Speaking to Persuade

 

 

Years Levels Duration

11 & 12 6 7 2 - 3 weeks

 

Achievement objective being assessed

Speaking

 

Processes

Using texts

Processing information

Analysing and selecting information for persuasive purposes

 

Learning Outcomes

Research then arrange material coherently.

Using appropriate speech and delivery methods, speak in a formal situation to communicate information, and persuade an audience to their point of view.

 

Teaching and Learning

 

       Students are given a range of topics from which each chooses one on which a persuasive speech is to be presented to the class. These topics may include:

     Why the Antarctic ecosystem needs to be preserved

     Why damage to the ozone layer needs to be prevented

     Why tourism to Antarctica should be limited

     Why tourism to Antarctica should not be limited

     Why fishing quotas should be internationally policed and enforced (or not)

     Why the Environmental Protocol should be tightened to prevent the discharge of raw sewage into Antarctic waters (or not)

     Why Antarctica should be made into a World heritage Park (or not)

       Students are given two class periods in which to research their topics.

       Students are given one period in which to write their speeches.
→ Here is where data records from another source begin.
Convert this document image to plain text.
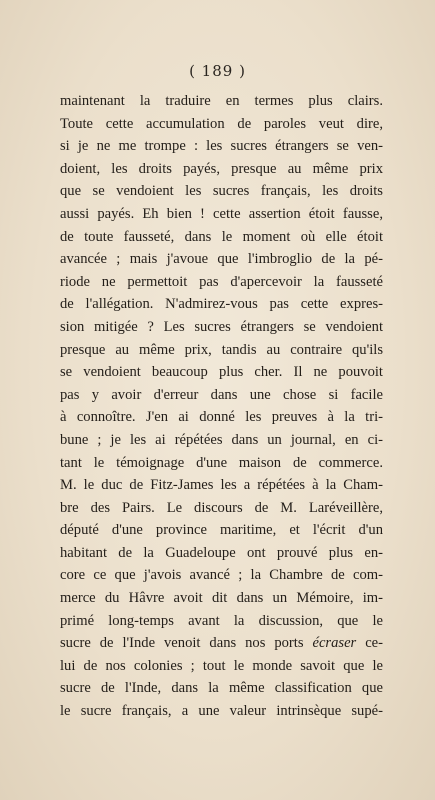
( 189 )
maintenant la traduire en termes plus clairs.
Toute cette accumulation de paroles veut dire,
si je ne me trompe : les sucres étrangers se ven-
doient, les droits payés, presque au même prix
que se vendoient les sucres français, les droits
aussi payés. Eh bien ! cette assertion étoit fausse,
de toute fausseté, dans le moment où elle étoit
avancée ; mais j'avoue que l'imbroglio de la pé-
riode ne permettoit pas d'apercevoir la fausseté
de l'allégation. N'admirez-vous pas cette expres-
sion mitigée ? Les sucres étrangers se vendoient
presque au même prix, tandis au contraire qu'ils
se vendoient beaucoup plus cher. Il ne pouvoit
pas y avoir d'erreur dans une chose si facile
à connoître. J'en ai donné les preuves à la tri-
bune ; je les ai répétées dans un journal, en ci-
tant le témoignage d'une maison de commerce.
M. le duc de Fitz-James les a répétées à la Cham-
bre des Pairs. Le discours de M. Laréveillère,
député d'une province maritime, et l'écrit d'un
habitant de la Guadeloupe ont prouvé plus en-
core ce que j'avois avancé ; la Chambre de com-
merce du Hâvre avoit dit dans un Mémoire, im-
primé long-temps avant la discussion, que le
sucre de l'Inde venoit dans nos ports écraser ce-
lui de nos colonies ; tout le monde savoit que le
sucre de l'Inde, dans la même classification que
le sucre français, a une valeur intrinsèque supé-
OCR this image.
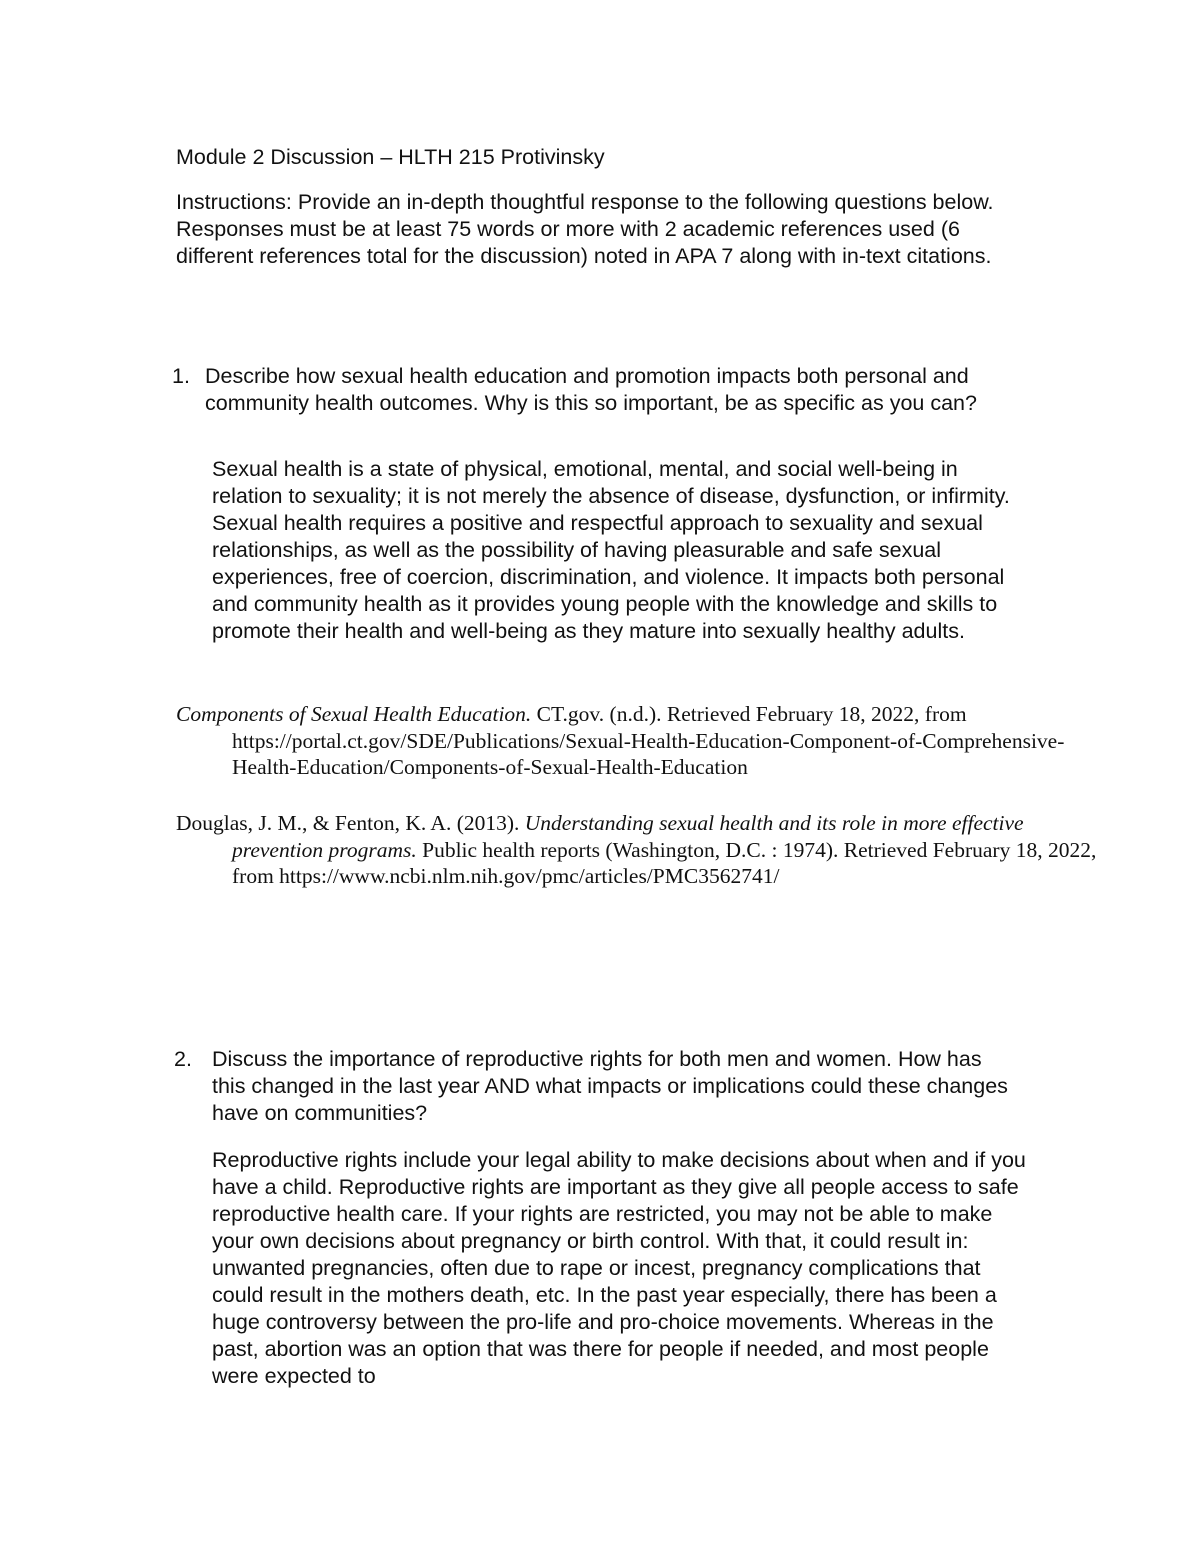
Module 2 Discussion – HLTH 215 Protivinsky

Instructions: Provide an in-depth thoughtful response to the following questions below. Responses must be at least 75 words or more with 2 academic references used (6 different references total for the discussion) noted in APA 7 along with in-text citations.

1. Describe how sexual health education and promotion impacts both personal and community health outcomes. Why is this so important, be as specific as you can?

Sexual health is a state of physical, emotional, mental, and social well-being in relation to sexuality; it is not merely the absence of disease, dysfunction, or infirmity. Sexual health requires a positive and respectful approach to sexuality and sexual relationships, as well as the possibility of having pleasurable and safe sexual experiences, free of coercion, discrimination, and violence. It impacts both personal and community health as it provides young people with the knowledge and skills to promote their health and well-being as they mature into sexually healthy adults.

Components of Sexual Health Education. CT.gov. (n.d.). Retrieved February 18, 2022, from https://portal.ct.gov/SDE/Publications/Sexual-Health-Education-Component-of-Comprehensive-Health-Education/Components-of-Sexual-Health-Education

Douglas, J. M., & Fenton, K. A. (2013). Understanding sexual health and its role in more effective prevention programs. Public health reports (Washington, D.C. : 1974). Retrieved February 18, 2022, from https://www.ncbi.nlm.nih.gov/pmc/articles/PMC3562741/

2. Discuss the importance of reproductive rights for both men and women. How has this changed in the last year AND what impacts or implications could these changes have on communities?

Reproductive rights include your legal ability to make decisions about when and if you have a child. Reproductive rights are important as they give all people access to safe reproductive health care. If your rights are restricted, you may not be able to make your own decisions about pregnancy or birth control. With that, it could result in: unwanted pregnancies, often due to rape or incest, pregnancy complications that could result in the mothers death, etc. In the past year especially, there has been a huge controversy between the pro-life and pro-choice movements. Whereas in the past, abortion was an option that was there for people if needed, and most people were expected to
       Students are given one period in which to practise their speeches.

       All extra research, writing and practising is to be done in homework time.

       Students may not use any visual aid in the presentation of their speech.

       Students are given some revision about structuring a speech, and about voice, stance, eye contact and gesture in one lesson or part lesson during the period on which they are working on their speeches.

 

Students are given two lessons about Persuasive Speaking techniques during the time they are working on their speeches.